Cleo's File Transfer Software Hit by Zero-Day Vulnerability, 10 Businesses Compromised
Cleo, a leading file transfer software company, is facing a serious security threat. At least 10 businesses have been compromised due to a zero-day vulnerability in Cleo's products, with attacks dating back to December 3, 2024. The vulnerability, identified as CVE-2024-50623, affects Cleo Harmony, VLTrader, and LexiCom products. The attacks bear similarities to previous Clop group operations targeting managed file transfer software.
The affected industries include consumer products, food, trucking, and shipping. Cleo initially released an advisory urging customers to upgrade to version 5.8.0.21. However, cybersecurity firm Huntress found this patch insufficient. Huntress also advised disabling Cleo's Autorun Directory to prevent further attack chain execution.
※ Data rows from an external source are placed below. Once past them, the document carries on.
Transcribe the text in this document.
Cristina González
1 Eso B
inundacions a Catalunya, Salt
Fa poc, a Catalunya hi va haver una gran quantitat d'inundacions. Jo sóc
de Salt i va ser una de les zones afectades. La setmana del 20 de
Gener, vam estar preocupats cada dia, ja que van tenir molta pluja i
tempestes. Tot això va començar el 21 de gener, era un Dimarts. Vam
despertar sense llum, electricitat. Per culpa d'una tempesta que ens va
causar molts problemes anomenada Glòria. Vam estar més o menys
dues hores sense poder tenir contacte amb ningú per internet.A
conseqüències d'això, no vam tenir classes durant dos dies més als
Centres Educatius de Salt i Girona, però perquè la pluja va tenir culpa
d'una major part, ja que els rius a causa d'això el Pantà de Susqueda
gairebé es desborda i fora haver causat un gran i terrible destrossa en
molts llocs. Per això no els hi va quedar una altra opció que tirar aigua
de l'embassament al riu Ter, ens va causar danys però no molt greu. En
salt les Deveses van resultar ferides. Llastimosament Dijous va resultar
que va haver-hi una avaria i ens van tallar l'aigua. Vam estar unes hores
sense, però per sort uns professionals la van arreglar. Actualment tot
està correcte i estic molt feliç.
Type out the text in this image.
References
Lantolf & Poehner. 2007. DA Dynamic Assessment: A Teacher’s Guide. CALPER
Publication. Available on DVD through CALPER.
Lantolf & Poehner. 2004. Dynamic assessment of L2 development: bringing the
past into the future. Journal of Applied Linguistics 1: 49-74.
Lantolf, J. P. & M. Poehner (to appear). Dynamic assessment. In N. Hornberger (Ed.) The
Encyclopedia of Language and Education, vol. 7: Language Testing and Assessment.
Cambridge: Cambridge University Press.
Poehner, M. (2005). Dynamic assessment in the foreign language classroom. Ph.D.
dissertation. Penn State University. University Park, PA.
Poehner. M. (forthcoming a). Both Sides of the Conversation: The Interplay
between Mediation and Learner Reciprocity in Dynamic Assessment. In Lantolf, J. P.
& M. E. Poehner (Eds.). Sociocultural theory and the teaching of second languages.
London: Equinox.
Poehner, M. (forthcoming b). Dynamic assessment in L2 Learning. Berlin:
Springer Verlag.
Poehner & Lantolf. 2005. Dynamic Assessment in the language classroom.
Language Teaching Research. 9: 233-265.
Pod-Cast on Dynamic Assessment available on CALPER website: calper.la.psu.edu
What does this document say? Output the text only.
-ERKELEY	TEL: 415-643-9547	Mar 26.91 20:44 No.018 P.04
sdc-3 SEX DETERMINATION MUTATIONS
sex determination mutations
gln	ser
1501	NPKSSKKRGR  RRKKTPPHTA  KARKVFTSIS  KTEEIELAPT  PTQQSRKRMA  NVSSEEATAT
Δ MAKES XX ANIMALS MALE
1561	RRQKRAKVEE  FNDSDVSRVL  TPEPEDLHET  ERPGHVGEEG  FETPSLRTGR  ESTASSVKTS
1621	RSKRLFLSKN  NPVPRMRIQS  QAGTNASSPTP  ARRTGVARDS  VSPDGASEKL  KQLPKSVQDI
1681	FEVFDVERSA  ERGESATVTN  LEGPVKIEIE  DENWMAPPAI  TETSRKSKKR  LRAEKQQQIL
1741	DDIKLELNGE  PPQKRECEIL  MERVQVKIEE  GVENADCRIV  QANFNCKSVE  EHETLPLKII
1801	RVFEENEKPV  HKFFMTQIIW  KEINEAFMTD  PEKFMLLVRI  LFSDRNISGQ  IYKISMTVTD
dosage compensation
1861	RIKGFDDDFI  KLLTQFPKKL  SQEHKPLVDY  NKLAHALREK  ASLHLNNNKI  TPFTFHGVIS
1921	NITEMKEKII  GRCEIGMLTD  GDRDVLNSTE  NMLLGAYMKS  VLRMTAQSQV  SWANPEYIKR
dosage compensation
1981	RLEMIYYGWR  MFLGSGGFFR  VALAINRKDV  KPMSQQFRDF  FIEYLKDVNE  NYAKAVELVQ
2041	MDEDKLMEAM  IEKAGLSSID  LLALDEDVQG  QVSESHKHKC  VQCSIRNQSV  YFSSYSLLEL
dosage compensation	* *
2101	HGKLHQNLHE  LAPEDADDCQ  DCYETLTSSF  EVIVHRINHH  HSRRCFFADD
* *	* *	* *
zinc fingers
Rapid7 has recommended that Cleo customers remove affected products from the public internet and ensure they are behind a firewall. Cleo later confirmed that products up to version 5.8.0.23 are affected and provided a link for customers to mitigate the flaw. A patch for the new exploit is pending, but not yet released by Cleo.
Security researchers have warned that a zero-day vulnerability in Cleo's file transfer software is being exploited in the wild to steal data. Businesses are urged to follow the advice of cybersecurity firms and take immediate action to protect their systems. Cleo is working on a patch for the exploit, but users should remain vigilant until it is released.